Born in Moscow into a petty noble family and educated at the university there, Shpilevskii’s first posting sent him to Kazan in 1860. He blossomed into a champion of the historical archeology of the region, organized the KOAIE, and proved instrumental in getting the 4th Archeological Congress there. His magnum opus, “Ancient Cities and Other Bulgaro-Tatar Monuments in the Province of Kazan” won numerous academic honors. In 1885, he was transferred to the Demidov legal lyceum in Iaroslavl, where he formed other academic societies and worked on the provincial statistical committee.
Institution: Kazan_University
Born and educated in Germany, Vasilii (b. Friedrich) Radlov came to St. Petersburg in 1858 to study at the Asian Museum. In Russia, he had many opportunities to study Turkic languages, and he moved to the Altai region where he pioneered in Turkology. His work also took him to the Steppes and to Central Asia; a linguist in an era when that was considered a branch of archeology, he also excavated in these area. In 1872 he was appointed to curate the Kazan educational district, where he remained until 1884. Upon his return to Petersburg, he was appointed director of the Asian Museum in 1890, which he invigorated and made into a major international museum. He studied the language of the Crimean Tatars and the Karaites who had emigrated to the NW Region, thereby covering almost all of the Russian empire.

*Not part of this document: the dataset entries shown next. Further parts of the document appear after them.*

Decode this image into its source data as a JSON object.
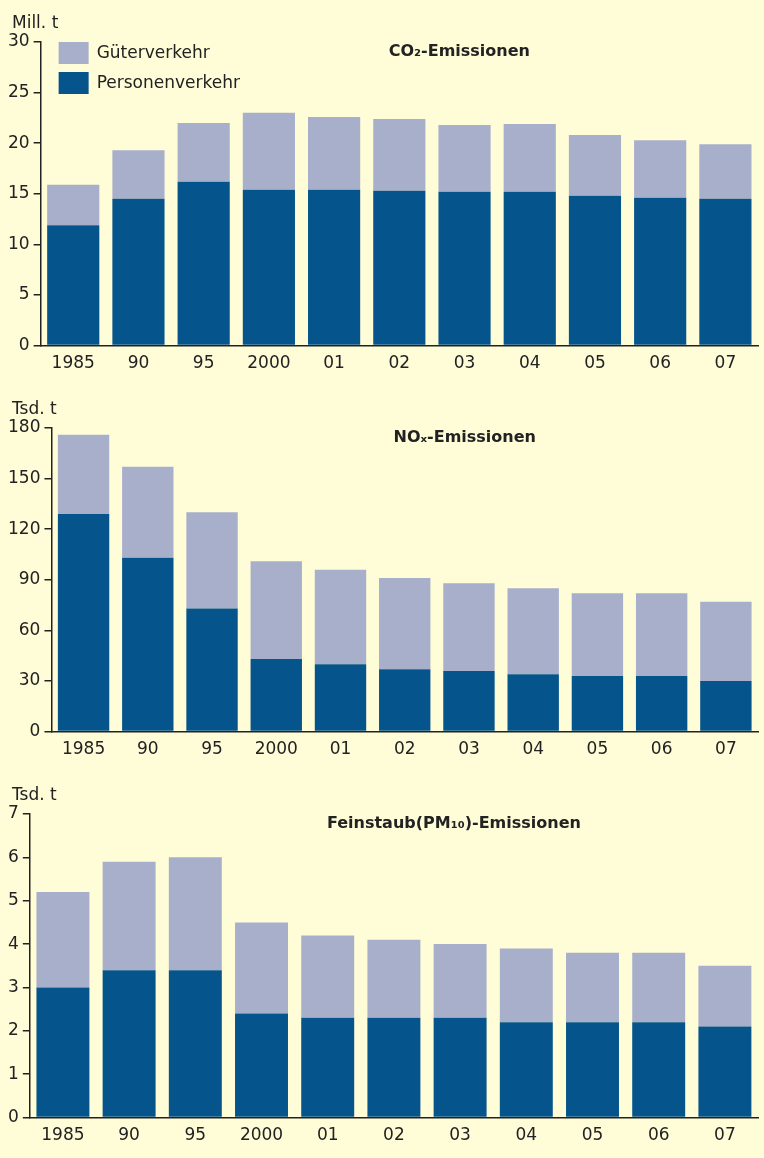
{
  "chart_data": [
    {
      "type": "bar",
      "title": "CO₂-Emissionen",
      "ylabel": "Mill. t",
      "categories": [
        "1985",
        "90",
        "95",
        "2000",
        "01",
        "02",
        "03",
        "04",
        "05",
        "06",
        "07"
      ],
      "stacked": true,
      "legend": "top left",
      "ylim": [
        0,
        30
      ],
      "yticks": [
        0,
        5,
        10,
        15,
        20,
        25,
        30
      ],
      "grid": false,
      "series": [
        {
          "name": "Personenverkehr",
          "color": "#05548b",
          "values": [
            11.9,
            14.5,
            16.2,
            15.4,
            15.4,
            15.3,
            15.2,
            15.2,
            14.8,
            14.6,
            14.5
          ]
        },
        {
          "name": "Güterverkehr",
          "color": "#a8afcb",
          "values": [
            4.0,
            4.8,
            5.8,
            7.6,
            7.2,
            7.1,
            6.6,
            6.7,
            6.0,
            5.7,
            5.4
          ]
        }
      ]
    },
    {
      "type": "bar",
      "title": "NOₓ-Emissionen",
      "ylabel": "Tsd. t",
      "categories": [
        "1985",
        "90",
        "95",
        "2000",
        "01",
        "02",
        "03",
        "04",
        "05",
        "06",
        "07"
      ],
      "stacked": true,
      "ylim": [
        0,
        180
      ],
      "yticks": [
        0,
        30,
        60,
        90,
        120,
        150,
        180
      ],
      "grid": false,
      "series": [
        {
          "color": "#05548b",
          "values": [
            129,
            103,
            73,
            43,
            40,
            37,
            36,
            34,
            33,
            33,
            30
          ]
        },
        {
          "color": "#a8afcb",
          "values": [
            47,
            54,
            57,
            58,
            56,
            54,
            52,
            51,
            49,
            49,
            47
          ]
        }
      ]
    },
    {
      "type": "bar",
      "title": "Feinstaub(PM₁₀)-Emissionen",
      "ylabel": "Tsd. t",
      "categories": [
        "1985",
        "90",
        "95",
        "2000",
        "01",
        "02",
        "03",
        "04",
        "05",
        "06",
        "07"
      ],
      "stacked": true,
      "ylim": [
        0,
        7
      ],
      "yticks": [
        0,
        1,
        2,
        3,
        4,
        5,
        6,
        7
      ],
      "grid": false,
      "series": [
        {
          "color": "#05548b",
          "values": [
            3.0,
            3.4,
            3.4,
            2.4,
            2.3,
            2.3,
            2.3,
            2.2,
            2.2,
            2.2,
            2.1
          ]
        },
        {
          "color": "#a8afcb",
          "values": [
            2.2,
            2.5,
            2.6,
            2.1,
            1.9,
            1.8,
            1.7,
            1.7,
            1.6,
            1.6,
            1.4
          ]
        }
      ]
    }
  ]
}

The son of a village priest in Novgorod Province, Modestov trained initially at the Petersburg Pedagogical Institute to become a teacher. Instead, he became one of the leading figures in the history of Rome, beginning with the Neolithic Age in Italy. After retiring from New Russia University, he moved to Rome. Perhaps surprisingly for a leading classicist scholar, he opposed the reforms of Minister of Education Dmitrii Tolstoi, who in the 1870s returned the university curriculum to emphasize the ancient languages over history or philosophy. He also translated Tacitus into Russian.
Iznoskov remained in his native Kazan where he taught at secondary schools and took active part in the society. He compiled the archeological map of Kazan, a major undertaking. Not surprisingly, he was a member of the Kazan Statistical Committee.
Though from Muscovite pedigree, nephew of the influential scholar K. D. Kavelin, Korsakov studied at the University of Kazan, where he remained throughout his career. His wife, interestingly, had divorced the archimandrite who would serve the Orthodox flock in Rome.
Grigorevich was an important collector of early Christian manuscripts, collecting them in the Balkans in the 1840s.
A founding member of the IMAO, Eshevskii personified the dilettante who developed a keen interest from studying with the many infleuntial historians at Moscow University, and then traveling abroad to Western Europe; he focused on this rather than any Russian areas. He had no archeological speciality, but edited many publications for the IMAO. One of his more interesting papers was on the Bronze-Age pile dwellings in Switzerland.
Evlentev came from a modest family in the provinces and spent most of his life as a school teacher in provincial cities, where he developed a keen interest in archeology. In 1872 he was named the secretary of the Pskov section of the Archeological Commission. Grand Princes Sergei and Pavel Alexandrovich subsidized his excavations in Pskov, where he served on the Statistical Commission and with the local district archives.
Arkhangelskii, the son of a provincial priest, rose to become a distinguished professor in Slavic religious literature at Kazan University, and retired to the Chancellory of Her Royal Highness the Tsaritsa Maria.
Artemev is difficult to classify because he spent many years working on Kazan’s history. He was a great bibliographer and statistician, and Nikolai Miliutin made him a member of the the Emancipation Commission. Wounded during a near ship wreck when in 1868 he was touring the Caucasus, Athens, and the Mediterranean with Grand Prince Alexei Alexandrovich, he died from it six years later.